The first Automated Transfer Vehicle (ATV) was launched to the International Space Station on an Ariane 5 rocket on 9 March 2008 from Europe’s spaceport in Kourou, French Guyana. The European-built Jules Verne was named after the 19th-century French author and visionary who fascinated millions of young people and inspired space scientists and explorers with his extraordinary stories.
The combination of the Ariane 5 and ATV allowed Europe to transport its own payloads to the Station and carry propellants, gases and other logistics goods for use by the whole Station and its international partners. ATV missions represent the European share of Station operations, and enabled the delivery of experiments and scientific facilities to the European Columbus laboratory that was added to the Station in February 2008.
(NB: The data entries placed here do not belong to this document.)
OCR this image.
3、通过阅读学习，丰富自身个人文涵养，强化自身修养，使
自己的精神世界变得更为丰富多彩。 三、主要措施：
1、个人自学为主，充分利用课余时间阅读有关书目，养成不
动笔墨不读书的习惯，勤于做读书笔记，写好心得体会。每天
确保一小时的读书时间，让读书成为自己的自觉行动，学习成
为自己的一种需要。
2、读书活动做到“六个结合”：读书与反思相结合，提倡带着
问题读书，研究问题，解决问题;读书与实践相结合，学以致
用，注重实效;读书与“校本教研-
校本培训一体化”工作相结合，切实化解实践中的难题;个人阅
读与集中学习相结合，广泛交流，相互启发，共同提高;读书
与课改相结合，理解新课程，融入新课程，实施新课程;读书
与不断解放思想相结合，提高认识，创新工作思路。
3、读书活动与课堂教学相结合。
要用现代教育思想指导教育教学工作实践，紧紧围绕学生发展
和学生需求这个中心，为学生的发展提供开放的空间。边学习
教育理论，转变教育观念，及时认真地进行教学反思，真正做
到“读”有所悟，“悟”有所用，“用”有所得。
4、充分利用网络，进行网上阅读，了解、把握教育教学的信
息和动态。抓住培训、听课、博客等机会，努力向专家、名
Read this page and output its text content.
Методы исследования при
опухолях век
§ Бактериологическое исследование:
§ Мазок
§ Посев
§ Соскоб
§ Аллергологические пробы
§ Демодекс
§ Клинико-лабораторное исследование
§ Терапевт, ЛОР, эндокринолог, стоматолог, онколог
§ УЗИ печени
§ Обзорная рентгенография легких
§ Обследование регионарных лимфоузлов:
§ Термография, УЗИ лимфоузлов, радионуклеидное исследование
Ariane 5 twice used its upper stage engine to fine tune the orbit and release ATV to the trajectory leading towards the International Space Station. Ariane's mission ended 1 hours and 7 minutes after take-off when ATV separated from the upper stage.
After that, ATV was switched on, the propulsion system was primed, solar arrays deployed and GPS system was turned on.
After about 10 days in orbit, ATV positioned itself 2000 km away from Space Station to wait for Suttle mission STS-123 to end. Once the Space Shuttle departed and landed, Jules Verne left its parking orbit and approached the Space Station under the watchfull eye of the ATV Control Centre. Over the following days ATV demonstrated its capability to execute a Collision Avoidance Manoeuvre.
After a slow and careful approach ATV Jules Verne docked with Zvezda at 16:40 CET on 3 April 2008. The hooks attaching firmly the docking ports together were closed 17:14 CET. ATV was now permanently connected to Zvezda.
Having been part of the Space Station for six months, Jules Verne undocked on 5 September 2008 at 23:29 CET. The ATV then embarked on the last leg of its journey in space, which ended with a controlled destructive reentry into the Earth’s atmosphere on 29 September.